Lefty proved to be more than the “pied piper” with consumers following him as he would call and ask, “Do you know Ed Jaworowski … then Nick Curcione, then Bob Clouser, Jake Jordan and Flip Pallot? They might be interested in working with us and each has excellent insight into rod design.” Through the 15 years and one month Lefty worked with us, we prototyped over 2,000 rods and he gladly accepted final responsibility for every one we’ve introduced. We became a true family, with epic sales meetings, dinners, stories and jokes – all because of Lefty.

Our incredible family of Advisory Staff members – four of whom are inductees into the IGFA Hall of Fame – have ideas and solutions to enhance rod performance and fishing enjoyment. Lefty always enjoyed the group discussions whether small or all inclusive. From talking knots with Cliff Pace and Larry Dahlberg to rod design with Flip Pallot and Gary Loomis to casting with Ed Jaworowski, he learned, taught and made us all better people. Ed, as one of his closest friends, convinced him to join us on an epic three-year production of The Complete Cast DVD set and watching its evolution remains as one of my life’s highlights.

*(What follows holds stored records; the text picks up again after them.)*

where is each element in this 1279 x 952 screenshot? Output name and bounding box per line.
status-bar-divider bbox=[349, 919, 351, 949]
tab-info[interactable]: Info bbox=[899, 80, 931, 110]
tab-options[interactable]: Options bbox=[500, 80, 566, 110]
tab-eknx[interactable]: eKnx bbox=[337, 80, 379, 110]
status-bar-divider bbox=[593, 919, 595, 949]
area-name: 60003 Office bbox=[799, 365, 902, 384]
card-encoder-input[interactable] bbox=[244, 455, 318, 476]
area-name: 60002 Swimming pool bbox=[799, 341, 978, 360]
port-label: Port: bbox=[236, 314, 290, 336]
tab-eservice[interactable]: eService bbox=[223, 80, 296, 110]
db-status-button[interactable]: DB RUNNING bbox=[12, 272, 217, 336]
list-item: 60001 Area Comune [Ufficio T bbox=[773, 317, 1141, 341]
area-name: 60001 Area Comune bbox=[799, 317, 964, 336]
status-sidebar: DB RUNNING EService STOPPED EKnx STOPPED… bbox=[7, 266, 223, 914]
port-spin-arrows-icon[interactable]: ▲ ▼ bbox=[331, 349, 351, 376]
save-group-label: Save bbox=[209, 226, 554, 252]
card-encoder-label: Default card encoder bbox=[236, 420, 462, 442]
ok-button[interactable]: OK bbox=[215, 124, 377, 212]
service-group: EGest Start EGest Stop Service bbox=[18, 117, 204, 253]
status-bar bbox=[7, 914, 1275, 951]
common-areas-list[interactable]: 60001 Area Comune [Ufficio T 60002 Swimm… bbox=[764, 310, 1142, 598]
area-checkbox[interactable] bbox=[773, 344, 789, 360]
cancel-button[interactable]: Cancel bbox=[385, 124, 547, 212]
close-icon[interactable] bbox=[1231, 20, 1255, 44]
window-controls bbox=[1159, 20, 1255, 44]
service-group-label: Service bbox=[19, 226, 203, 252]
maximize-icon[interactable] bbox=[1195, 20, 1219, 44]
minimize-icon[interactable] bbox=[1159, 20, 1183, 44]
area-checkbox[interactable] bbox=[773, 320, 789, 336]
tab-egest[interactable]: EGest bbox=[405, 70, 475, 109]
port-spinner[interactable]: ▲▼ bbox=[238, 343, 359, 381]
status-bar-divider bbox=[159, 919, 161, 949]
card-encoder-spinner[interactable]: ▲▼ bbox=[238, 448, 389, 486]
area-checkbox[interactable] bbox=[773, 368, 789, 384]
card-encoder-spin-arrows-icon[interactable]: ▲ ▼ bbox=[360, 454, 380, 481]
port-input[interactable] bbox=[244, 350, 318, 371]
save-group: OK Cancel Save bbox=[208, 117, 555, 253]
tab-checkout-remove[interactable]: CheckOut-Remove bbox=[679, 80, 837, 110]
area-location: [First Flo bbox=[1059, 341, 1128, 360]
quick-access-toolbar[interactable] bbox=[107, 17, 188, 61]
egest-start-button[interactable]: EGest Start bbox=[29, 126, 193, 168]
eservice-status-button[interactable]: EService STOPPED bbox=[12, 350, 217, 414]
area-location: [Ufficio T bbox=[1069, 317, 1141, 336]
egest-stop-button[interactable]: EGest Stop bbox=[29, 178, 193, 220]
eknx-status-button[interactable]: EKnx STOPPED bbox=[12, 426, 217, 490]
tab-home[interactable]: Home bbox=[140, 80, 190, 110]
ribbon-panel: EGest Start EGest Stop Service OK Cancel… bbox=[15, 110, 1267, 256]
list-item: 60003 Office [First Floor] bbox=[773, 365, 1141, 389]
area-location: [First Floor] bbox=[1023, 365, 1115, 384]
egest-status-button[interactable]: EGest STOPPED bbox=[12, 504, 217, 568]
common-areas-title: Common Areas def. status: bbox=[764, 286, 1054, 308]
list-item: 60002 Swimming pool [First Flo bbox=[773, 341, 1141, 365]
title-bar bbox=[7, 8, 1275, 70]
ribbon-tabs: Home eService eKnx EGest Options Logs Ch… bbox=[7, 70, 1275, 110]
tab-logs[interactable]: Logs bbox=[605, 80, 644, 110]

He loved women and always seemed to pick one out of the crowd when on stage while claiming he could “teach any woman he wasn’t going with or married to” how to fly cast unlike “hardheaded guys who don’t listen well.” Lefty even coached a Catholic girls’ basketball team for a while after his return from WWII.  He always claimed, however, that his greatest catch was Evelyn – his wife and best friend for 65 years. Ev Kreh passed away November 25, 2011 after several years of declining health that caused Lefty to limit the length of his travels as he didn’t want to be away from her for more than two nights. With her passing, he came to Dallas the following weekend for an event with our major dealer, and we met a couple with a lodge on Ascension Bay that offered great permit fishing. We booked for the spring of 2012 and I caught my first (and only) two permit the same day with Lefty as my boat partner. After that, we always kept a couple of trips planned and enjoyed many until his health and lack of stamina began to slow him down.

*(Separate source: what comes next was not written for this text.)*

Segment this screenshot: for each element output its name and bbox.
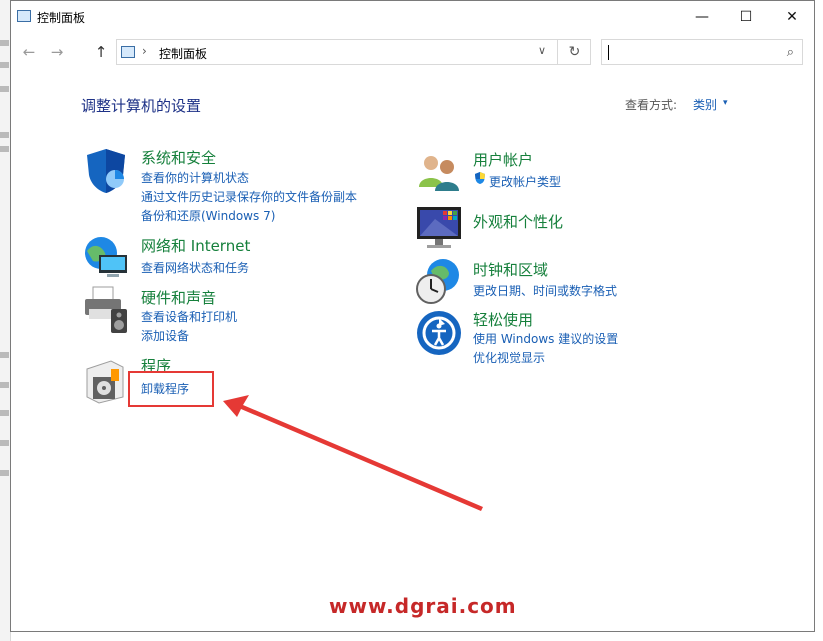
control-panel-window: 控制面板 — ☐ ✕ ← → ↑ › 控制面板 ∨ ↻ ⌕ 调整计算机的设置 查… <box>10 0 815 632</box>
watermark-text: www.dgrai.com <box>329 594 517 618</box>
annotation-arrow <box>223 395 483 511</box>
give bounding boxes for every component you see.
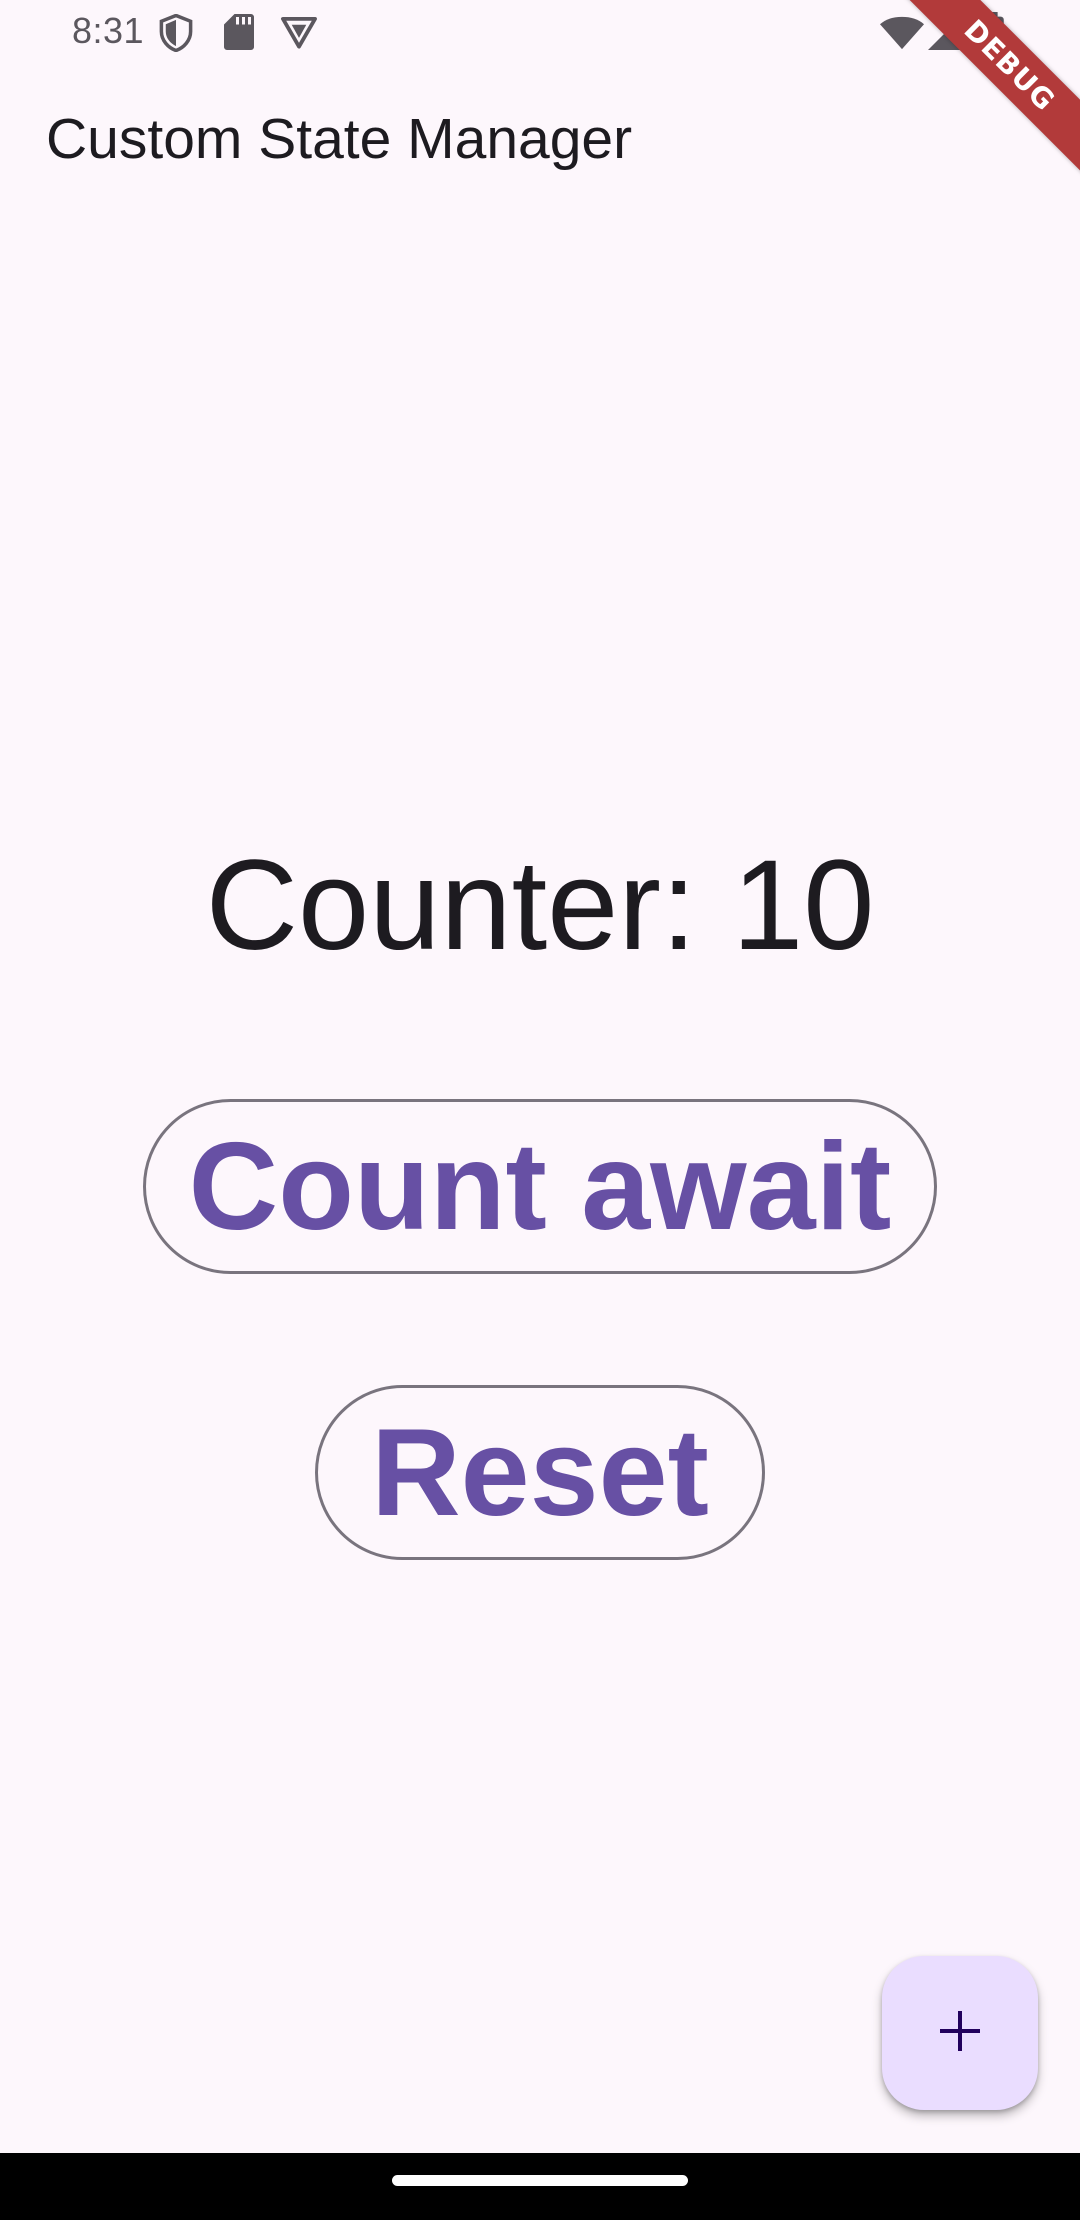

Over the past few years, I came to realize that Lefty was much more than one of the best fly casters, teachers and rod designers in the world. His humility, people skills, passion and insights proved to be incredibly valuable to me as well as all who were fortunate enough to know him well. I regret that I never begged him to write the Lessons on Life book. I was blessed to work with him for the past 15 years and I pledge that his teachings on life will eternally remain part of our corporate ethic as his rod design influence will continue to exist in every TFO rod we make. May he rest in peace.